The fund collection is managed throughout the country by the local arms of the Kendriya Sainik Board (KSB), which is part of the Ministry of Defence. The collection is organised both by official and non-official means through voluntary organisations. Though welfare of the ex-servicemen and their dependents is the joint responsibility of the union government, and the governments of States and Union Territories (UTs), majority of the problems have to be resolved only by the States and UTs. Like the Kendriya Sainik Board at the centre, the Rajya / Zila Sainik Boards are responsible for policy formulation and implementation of resettlement and welfare schemes for ex-servicemen, widows and their dependents residing in their respective States / UTs / Districts. To assist the Central Government in this regard, there are 32 Rajya Sainik Boards and 392 Zila Sainik Boards in the country.

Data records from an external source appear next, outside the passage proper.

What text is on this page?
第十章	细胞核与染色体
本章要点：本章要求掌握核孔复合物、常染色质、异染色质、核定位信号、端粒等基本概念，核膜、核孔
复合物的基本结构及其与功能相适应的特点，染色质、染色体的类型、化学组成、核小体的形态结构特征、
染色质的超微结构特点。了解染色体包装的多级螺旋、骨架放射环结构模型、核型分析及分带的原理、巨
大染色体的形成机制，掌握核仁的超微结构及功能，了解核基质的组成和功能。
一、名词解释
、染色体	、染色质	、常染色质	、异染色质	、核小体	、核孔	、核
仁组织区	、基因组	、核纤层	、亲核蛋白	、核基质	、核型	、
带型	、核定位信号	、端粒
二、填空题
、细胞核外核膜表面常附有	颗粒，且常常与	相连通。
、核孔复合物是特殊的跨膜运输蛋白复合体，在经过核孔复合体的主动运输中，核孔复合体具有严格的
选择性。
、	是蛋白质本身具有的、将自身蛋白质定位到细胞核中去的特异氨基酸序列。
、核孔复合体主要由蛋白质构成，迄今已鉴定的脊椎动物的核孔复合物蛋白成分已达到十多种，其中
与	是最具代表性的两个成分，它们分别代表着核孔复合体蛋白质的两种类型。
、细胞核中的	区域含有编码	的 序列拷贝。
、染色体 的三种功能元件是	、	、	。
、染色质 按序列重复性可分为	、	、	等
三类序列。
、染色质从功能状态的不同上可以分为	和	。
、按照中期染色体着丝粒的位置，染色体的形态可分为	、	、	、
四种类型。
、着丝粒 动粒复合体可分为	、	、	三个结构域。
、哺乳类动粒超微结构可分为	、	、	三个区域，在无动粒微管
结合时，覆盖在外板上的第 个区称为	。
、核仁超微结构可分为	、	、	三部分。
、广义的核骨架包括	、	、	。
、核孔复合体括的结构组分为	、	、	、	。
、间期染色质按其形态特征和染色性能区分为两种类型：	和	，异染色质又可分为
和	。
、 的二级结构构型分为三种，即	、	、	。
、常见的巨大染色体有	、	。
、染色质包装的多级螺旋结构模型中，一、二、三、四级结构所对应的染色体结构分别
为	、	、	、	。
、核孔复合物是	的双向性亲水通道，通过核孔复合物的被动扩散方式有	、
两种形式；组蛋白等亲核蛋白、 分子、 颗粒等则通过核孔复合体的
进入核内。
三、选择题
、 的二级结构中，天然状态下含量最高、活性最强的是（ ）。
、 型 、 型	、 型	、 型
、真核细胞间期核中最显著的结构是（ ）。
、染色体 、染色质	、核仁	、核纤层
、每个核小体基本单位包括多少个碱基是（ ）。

The Secretary KSB advises the Department of Sainik Welfare in the States / UTs on the policies for resettlement and welfare of ex-servicemen, widows and seeks reports from the Director, Department Sainik Welfare / Secretary RSB and Zila Sainik Welfare Officer / Secretary ZSB, on implementation of policies and success in resettling ex-servicemen, widows, disabled personnel invalidated out from the Service and their dependents. Advice is also rendered on the welfare schemes required for the clientele, which are financed from funds allotted by the Governments of States / UTs and the Amalgamated Special Funds. The Fund is operated by a Managing Committee presided over by the Defence Minister at the centre and by the executive heads of the governments in the States and Union Territories. When the Armed Forces Flag Day programme was introduced, the fund allocation was managed in such a way that the Central KSB headquarters is given only a very small share of the Flag Day Fund collections made by each state. The allotted funds for the KSB is only half a paisa per individual in the state.